Die durch den Schmerz resultierende Schonhaltung kann die Problematik verschlimmern, weil sie zu einer Überbelastung an anderer Stelle führt. Das gilt vor allem für die Lendenfaszie, die sich großflächig über den Rücken ausdehnt und die Rückenmuskulatur mit den Becken- und Gesäßmuskeln verbindet. Da sie häufig durch eine Schonhaltung fehlbelastet wird, ist sie neben den Muskeln oft mitverantwortlich für Schmerzen im unteren Rücken.

Um die verspannten Faszien zu lösen, haben sich unterschiedliche therapeutische Verfahren etabliert. Die Therapie stützt sich auf manuelle Techniken wie der Senmotic-Therapie, dem Schröpfen oder Rolfing. Außerdem gehört ein Faszientraining dazu, bei dem häufig auch spezielle Rollen, Kugeln etc. zum Einsatz kommen.

Zusätzlich kann eine die Nervenregeneration unterstützende Zufuhr von Nährstoffen dazu beitragen, den Rückenschmerz nachhaltig zu lindern. Zwar verfügt der Organismus über körpereigene Reparaturvorgänge, um Nervenschädigungen wieder zu regenerieren, doch die physiologische Wiederherstellung der Nervenleitung passiert nur langsam. Eine Nährstoffkombination aus Uridinmonophosphat (UMP), Vitamin B12 und Folsäure kann die körpereigenen Reparaturvorgänge geschädigter Nerven aktivieren und sie unter Umständen beschleunigen.

Auch die Faszien benötigen genügend Nährstoffe, um ihrer Funktion voll nachkommen zu können – und um nicht zu verkleben oder spröde zu werden.

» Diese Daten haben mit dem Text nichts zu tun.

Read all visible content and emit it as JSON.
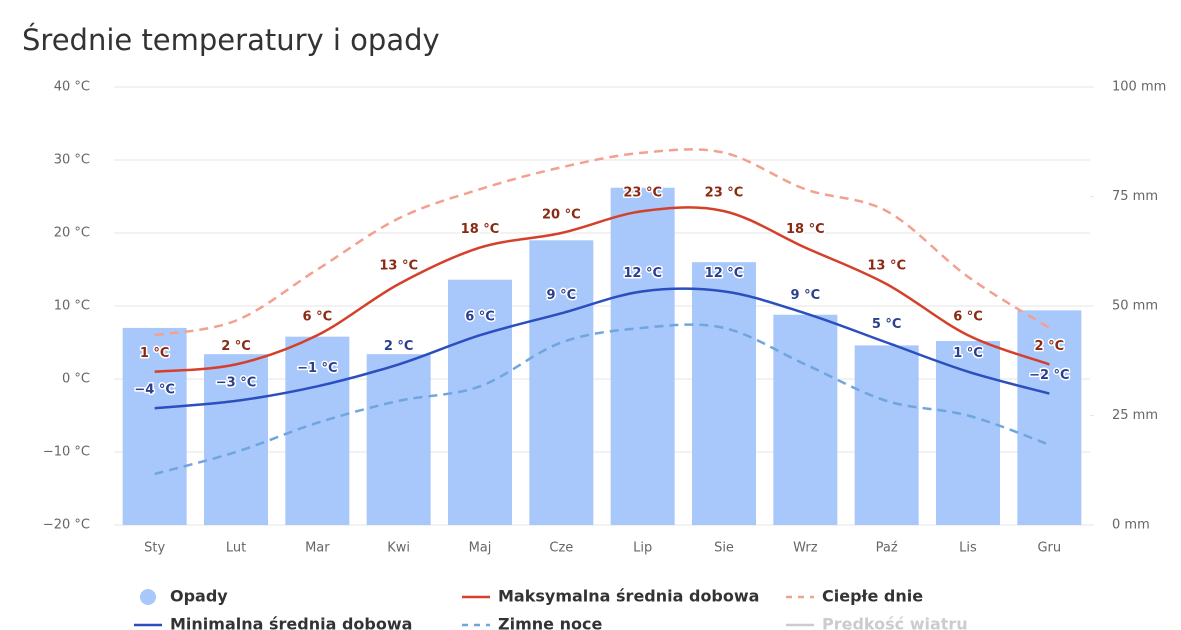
{
  "chart_data": {
    "type": "combo",
    "title": "Średnie temperatury i opady",
    "categories": [
      "Sty",
      "Lut",
      "Mar",
      "Kwi",
      "Maj",
      "Cze",
      "Lip",
      "Sie",
      "Wrz",
      "Paź",
      "Lis",
      "Gru"
    ],
    "ylim": [
      -20,
      40
    ],
    "yticks": [
      {
        "value": -20,
        "label": "−20 °C"
      },
      {
        "value": -10,
        "label": "−10 °C"
      },
      {
        "value": 0,
        "label": "0 °C"
      },
      {
        "value": 10,
        "label": "10 °C"
      },
      {
        "value": 20,
        "label": "20 °C"
      },
      {
        "value": 30,
        "label": "30 °C"
      },
      {
        "value": 40,
        "label": "40 °C"
      }
    ],
    "y2lim": [
      0,
      100
    ],
    "y2ticks": [
      {
        "value": 0,
        "label": "0 mm"
      },
      {
        "value": 25,
        "label": "25 mm"
      },
      {
        "value": 50,
        "label": "50 mm"
      },
      {
        "value": 75,
        "label": "75 mm"
      },
      {
        "value": 100,
        "label": "100 mm"
      }
    ],
    "grid": true,
    "series": [
      {
        "name": "Opady",
        "type": "bar",
        "axis": "y2",
        "color": "#a8c7fa",
        "values": [
          45,
          39,
          43,
          39,
          56,
          65,
          77,
          60,
          48,
          41,
          42,
          49
        ]
      },
      {
        "name": "Maksymalna średnia dobowa",
        "type": "line",
        "color": "#d4402a",
        "label_color": "#8a2a12",
        "values": [
          1,
          2,
          6,
          13,
          18,
          20,
          23,
          23,
          18,
          13,
          6,
          2
        ],
        "value_labels": [
          "1 °C",
          "2 °C",
          "6 °C",
          "13 °C",
          "18 °C",
          "20 °C",
          "23 °C",
          "23 °C",
          "18 °C",
          "13 °C",
          "6 °C",
          "2 °C"
        ]
      },
      {
        "name": "Ciepłe dnie",
        "type": "line",
        "dash": true,
        "color": "#f4a08e",
        "values": [
          6,
          8,
          15,
          22,
          26,
          29,
          31,
          31,
          26,
          23,
          14,
          7
        ]
      },
      {
        "name": "Minimalna średnia dobowa",
        "type": "line",
        "color": "#2b4fbf",
        "label_color": "#2b3f8f",
        "values": [
          -4,
          -3,
          -1,
          2,
          6,
          9,
          12,
          12,
          9,
          5,
          1,
          -2
        ],
        "value_labels": [
          "−4 °C",
          "−3 °C",
          "−1 °C",
          "2 °C",
          "6 °C",
          "9 °C",
          "12 °C",
          "12 °C",
          "9 °C",
          "5 °C",
          "1 °C",
          "−2 °C"
        ]
      },
      {
        "name": "Zimne noce",
        "type": "line",
        "dash": true,
        "color": "#6fa6df",
        "values": [
          -13,
          -10,
          -6,
          -3,
          -1,
          5,
          7,
          7,
          2,
          -3,
          -5,
          -9
        ]
      }
    ],
    "inactive_series": [
      {
        "name": "Prędkość wiatru",
        "color": "#cccccc"
      }
    ]
  }
}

Neben den Hauptbausteinen des Fasziengewebes wie ausreichender Flüssigkeit, Kohlenhydrate und Proteine sind insbesondere bestimmte Vitamine, Mineralstoffe und Spurenelemente von Bedeutung. Dazu zählen beispielsweise die Vitamine C, D und K. Ebenfalls sind B-Vitamine notwendig für die Gesunderhaltung der Faszien, sowie Zink, Silicium und die Fettsäuren Omega 9 und 3.

Fazit

Lange wurden die Faszien von der medizinischen Forschung ignoriert. Doch mittlerweile ist bekannt, dass es sich keineswegs um funktionsloses Bindegewebe handelt. Vermutlich spielen sie sogar bei der Entstehung – und Linderung – von Rückenschmerzen eine Rolle. Denn aufgrund von Bewegungsmangel oder einseitigen Bewegungsabläufen kann es zu muskulären Problemen kommen sowie zu einer Beeinträchtigung des Fasziengewebes. Eine Faszientherapie sowie untersützendes Training kann dann sinnvoll sein.